Mais on doit bien comprendre aussi que ce syndicat des destructeurs ne peut fonctionner qu'en se révélant, d'une manière qui peut paraître paradoxale, mais qui résulte en fait de l'essence même du marxisme, le destructeur des syndicats eux-mêmes...
Ceci apparaît dès la rupture de 1846 entre Marx et Proudhon.
Ceci se confirme dans le mépris qu'après 1871 Marx et Engels manifestaient pour ceux des ouvriers français, exilés à Londres, engloutis et broyés dans l'échec de la Commune de Paris.
Les marxistes, Lénine et Trotski compris bien entendu, ne se sont jamais intéressés qu'aux ouvriers métaphoriques, pas aux ouvriers réels.

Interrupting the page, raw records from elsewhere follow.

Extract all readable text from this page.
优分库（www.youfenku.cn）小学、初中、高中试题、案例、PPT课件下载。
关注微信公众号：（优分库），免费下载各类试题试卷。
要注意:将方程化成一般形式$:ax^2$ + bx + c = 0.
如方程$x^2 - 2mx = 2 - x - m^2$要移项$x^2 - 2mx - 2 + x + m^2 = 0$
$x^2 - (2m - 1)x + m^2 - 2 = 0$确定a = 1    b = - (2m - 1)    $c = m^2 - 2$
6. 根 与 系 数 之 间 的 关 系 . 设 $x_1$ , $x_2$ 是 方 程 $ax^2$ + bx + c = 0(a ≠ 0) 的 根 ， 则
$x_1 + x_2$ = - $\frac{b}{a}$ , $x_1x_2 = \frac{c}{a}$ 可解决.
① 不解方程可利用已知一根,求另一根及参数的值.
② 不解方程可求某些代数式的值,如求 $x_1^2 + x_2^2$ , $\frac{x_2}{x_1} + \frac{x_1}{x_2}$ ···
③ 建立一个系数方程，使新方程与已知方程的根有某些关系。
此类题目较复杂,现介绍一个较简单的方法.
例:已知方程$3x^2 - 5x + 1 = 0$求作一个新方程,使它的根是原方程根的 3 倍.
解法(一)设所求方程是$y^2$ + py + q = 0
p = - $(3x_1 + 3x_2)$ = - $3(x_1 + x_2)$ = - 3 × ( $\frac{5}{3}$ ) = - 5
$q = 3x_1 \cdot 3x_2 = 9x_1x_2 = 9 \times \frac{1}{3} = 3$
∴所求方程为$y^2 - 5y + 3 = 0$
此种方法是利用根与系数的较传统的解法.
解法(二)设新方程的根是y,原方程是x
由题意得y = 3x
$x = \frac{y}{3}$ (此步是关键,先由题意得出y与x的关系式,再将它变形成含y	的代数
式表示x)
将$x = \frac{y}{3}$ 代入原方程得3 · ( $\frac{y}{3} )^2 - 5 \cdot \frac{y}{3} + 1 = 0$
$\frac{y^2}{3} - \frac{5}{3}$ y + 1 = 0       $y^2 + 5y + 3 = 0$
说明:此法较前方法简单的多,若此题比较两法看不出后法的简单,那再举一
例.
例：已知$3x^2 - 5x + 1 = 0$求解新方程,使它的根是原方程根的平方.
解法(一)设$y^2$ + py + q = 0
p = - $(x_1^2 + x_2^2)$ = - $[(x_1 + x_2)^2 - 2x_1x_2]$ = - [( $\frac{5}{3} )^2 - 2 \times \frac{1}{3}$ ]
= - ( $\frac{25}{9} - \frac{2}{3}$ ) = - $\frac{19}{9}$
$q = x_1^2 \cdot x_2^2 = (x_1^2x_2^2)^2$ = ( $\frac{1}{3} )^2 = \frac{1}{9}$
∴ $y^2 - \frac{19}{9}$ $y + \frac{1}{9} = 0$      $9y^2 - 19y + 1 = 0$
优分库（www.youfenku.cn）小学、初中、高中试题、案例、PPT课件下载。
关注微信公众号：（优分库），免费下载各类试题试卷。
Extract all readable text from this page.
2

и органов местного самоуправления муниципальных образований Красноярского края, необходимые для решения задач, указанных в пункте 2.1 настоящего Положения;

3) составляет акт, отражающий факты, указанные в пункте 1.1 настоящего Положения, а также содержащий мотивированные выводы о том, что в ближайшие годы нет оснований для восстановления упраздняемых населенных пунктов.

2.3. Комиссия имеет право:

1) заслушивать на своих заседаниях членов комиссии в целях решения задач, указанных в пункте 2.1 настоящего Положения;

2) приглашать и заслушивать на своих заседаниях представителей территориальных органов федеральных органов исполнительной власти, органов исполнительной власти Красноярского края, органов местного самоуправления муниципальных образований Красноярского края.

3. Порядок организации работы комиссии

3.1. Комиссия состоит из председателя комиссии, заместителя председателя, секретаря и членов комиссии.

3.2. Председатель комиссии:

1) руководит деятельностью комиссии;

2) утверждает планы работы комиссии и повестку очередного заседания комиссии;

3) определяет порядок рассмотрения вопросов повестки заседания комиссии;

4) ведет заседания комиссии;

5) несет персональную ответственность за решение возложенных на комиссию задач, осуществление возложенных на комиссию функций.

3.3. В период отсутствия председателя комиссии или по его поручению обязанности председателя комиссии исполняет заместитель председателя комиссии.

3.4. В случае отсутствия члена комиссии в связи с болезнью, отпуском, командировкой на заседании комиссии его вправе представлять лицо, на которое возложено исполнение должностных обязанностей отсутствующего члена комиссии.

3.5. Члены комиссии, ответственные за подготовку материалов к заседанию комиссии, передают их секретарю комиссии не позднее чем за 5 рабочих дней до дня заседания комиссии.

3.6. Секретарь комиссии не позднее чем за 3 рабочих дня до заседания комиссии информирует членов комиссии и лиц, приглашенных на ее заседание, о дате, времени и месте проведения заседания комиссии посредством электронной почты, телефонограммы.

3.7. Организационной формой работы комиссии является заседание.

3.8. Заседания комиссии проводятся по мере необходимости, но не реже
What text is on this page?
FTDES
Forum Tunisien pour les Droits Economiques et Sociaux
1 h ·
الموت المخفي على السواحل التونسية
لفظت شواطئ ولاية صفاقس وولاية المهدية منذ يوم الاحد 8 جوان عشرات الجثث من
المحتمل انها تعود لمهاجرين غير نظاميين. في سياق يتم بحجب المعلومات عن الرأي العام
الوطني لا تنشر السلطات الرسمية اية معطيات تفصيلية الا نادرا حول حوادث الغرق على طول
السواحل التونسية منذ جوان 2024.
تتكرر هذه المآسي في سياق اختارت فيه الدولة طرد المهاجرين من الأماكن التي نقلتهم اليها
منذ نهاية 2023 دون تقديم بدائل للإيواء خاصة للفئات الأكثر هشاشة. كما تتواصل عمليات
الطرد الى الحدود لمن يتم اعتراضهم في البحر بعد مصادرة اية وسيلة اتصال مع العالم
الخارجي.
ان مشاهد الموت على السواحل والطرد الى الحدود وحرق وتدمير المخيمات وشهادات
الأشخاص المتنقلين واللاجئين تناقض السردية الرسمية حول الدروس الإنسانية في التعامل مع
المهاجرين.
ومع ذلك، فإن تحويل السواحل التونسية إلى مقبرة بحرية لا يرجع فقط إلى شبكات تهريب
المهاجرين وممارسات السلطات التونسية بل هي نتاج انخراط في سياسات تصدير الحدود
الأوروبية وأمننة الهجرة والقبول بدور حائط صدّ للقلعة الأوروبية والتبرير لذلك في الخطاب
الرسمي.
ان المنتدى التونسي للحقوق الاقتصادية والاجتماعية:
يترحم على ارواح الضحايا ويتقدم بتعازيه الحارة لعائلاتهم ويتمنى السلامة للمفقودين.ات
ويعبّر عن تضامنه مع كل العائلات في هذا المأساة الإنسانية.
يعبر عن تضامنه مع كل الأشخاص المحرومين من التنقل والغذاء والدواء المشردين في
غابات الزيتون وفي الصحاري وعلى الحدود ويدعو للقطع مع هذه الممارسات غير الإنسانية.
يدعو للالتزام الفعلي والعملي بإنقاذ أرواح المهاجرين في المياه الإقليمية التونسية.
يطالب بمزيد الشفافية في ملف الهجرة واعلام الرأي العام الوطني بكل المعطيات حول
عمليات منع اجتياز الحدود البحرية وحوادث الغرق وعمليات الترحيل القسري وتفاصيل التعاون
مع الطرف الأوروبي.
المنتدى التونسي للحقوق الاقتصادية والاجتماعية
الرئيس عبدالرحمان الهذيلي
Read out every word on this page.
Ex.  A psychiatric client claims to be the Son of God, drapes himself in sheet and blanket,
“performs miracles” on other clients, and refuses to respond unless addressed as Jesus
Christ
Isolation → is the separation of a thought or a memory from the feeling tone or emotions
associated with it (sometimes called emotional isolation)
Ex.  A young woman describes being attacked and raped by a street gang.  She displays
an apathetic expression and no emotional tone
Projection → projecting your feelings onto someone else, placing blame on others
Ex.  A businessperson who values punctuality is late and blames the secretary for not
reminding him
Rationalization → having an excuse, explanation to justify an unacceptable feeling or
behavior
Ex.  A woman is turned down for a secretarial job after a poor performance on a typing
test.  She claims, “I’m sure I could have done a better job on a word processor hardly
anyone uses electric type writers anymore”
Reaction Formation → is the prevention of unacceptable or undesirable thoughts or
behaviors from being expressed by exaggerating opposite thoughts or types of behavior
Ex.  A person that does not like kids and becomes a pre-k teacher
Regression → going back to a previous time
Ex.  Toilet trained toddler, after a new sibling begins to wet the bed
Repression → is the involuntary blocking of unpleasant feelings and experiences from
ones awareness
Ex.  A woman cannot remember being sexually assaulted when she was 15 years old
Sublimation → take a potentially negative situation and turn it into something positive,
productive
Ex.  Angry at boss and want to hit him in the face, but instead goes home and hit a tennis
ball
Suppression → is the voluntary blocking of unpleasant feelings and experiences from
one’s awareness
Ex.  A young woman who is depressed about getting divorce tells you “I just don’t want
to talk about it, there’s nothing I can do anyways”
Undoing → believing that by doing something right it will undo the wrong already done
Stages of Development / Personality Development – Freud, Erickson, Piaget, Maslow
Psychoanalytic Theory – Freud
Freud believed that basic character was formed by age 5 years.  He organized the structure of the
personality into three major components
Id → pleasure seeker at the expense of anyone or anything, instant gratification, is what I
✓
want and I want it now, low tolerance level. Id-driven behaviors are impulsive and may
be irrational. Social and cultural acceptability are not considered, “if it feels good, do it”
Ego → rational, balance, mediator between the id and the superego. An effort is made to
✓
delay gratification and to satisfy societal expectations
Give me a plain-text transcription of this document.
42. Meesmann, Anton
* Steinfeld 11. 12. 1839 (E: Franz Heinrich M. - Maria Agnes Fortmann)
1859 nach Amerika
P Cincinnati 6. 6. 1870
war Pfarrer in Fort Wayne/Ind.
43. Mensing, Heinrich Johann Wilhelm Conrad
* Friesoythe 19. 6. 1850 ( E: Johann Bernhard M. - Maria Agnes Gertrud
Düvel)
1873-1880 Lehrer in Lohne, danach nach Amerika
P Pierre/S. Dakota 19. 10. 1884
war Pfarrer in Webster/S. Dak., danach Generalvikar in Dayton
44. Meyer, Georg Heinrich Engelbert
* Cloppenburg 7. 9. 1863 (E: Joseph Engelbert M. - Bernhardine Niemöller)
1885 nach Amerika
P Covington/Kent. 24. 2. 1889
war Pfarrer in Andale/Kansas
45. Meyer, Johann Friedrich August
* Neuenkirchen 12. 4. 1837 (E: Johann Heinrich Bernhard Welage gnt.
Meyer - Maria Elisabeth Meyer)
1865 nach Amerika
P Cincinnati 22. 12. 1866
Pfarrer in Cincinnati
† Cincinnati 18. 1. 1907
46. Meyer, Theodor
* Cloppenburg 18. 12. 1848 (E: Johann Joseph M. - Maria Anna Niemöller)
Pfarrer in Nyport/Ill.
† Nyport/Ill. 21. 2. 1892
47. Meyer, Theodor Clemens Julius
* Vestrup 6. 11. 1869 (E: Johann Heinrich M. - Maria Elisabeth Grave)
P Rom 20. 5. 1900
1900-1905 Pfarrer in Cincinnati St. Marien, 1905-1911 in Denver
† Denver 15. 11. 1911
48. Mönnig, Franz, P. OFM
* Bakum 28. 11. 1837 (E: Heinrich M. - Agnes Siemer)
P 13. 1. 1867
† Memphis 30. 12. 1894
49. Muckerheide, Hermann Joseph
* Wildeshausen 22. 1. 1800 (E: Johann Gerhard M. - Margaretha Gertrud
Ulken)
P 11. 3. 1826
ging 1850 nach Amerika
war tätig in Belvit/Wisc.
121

Ainsi durant la révolution russe, c'est-à-dire après le coup d'État du 7 novembre – 25 octobre dans le calendrier julien, – après que la démocratie ait été doctrinalement condamnée, en décembre, par les thèses de Lénine, puis, après que le 6 janvier 1918 elle ait été officiellement liquidée, dans la pratique, après l'unique réunion de l'Assemblée constituante le 5, le pouvoir soviétique brise toute notion de liberté syndicale ouvrière comme il empêchera toute possibilité d'émancipation paysanne.
Nous disposons pour cela d'un étalon de l'opinion effective des travailleurs russes : le Vijkel. Ce sigle désignait le Comité exécutif panrusse du syndicat des travailleurs du rail, la plus forte organisations syndicales russes. Le secteur se montrait essentiellement imprégné de particularités corporatives, ce qui constitue la légitimité même de cette liberté syndicale d'association, condamnée par le Code pénal napoléonien de 1810, au nom de l'idéologie jacobine.
On dispose des chiffres de la composition idéologique du Vikjel élu à l’été 1917 : sur ses 40 membres, on comptait seulement 3 bolcheviks, contre 26 socialistes de diverses tendances, – dont une majorité de "SR", le parti qui l'emporta aussi aux élections de la Constituante et 11 sympathisants du parti KD. Autrement dit les ouvriers russes réels étaient 4 fois plus favorables au centre droit qu'au communisme.
En Russie, la direction du Vikjel est d'abord critiquée par les communistes pour sa tentative conciliatrice au lendemain de l’insurrection d’Octobre. Elle cherche à s'allier avec ce qui sera considéré comme l’aile droite de la direction bolchevique, Kamenev, Zinoviev et Rykov. Elle tente de promouvoir l'idée d'un gouvernement composé de toutes les tendances socialistes, ce qui l'ouvre aux mencheviks et aux socialistes-révolutionnaires dits "de droite", ceux qui ne reconnaissaient pas la légitimité d'un pouvoir se réclamant des soviets, mais qui ne va pas tarder de leur ôter soute représentativité et toute consistance autre que bolchevik au lendemain du coup de force.
Certes Lénine l'emporta. Son pays porte encore les stigmates de la Terreur qui en résulta pendant 70 ans. Voilà le modèle de la CGT.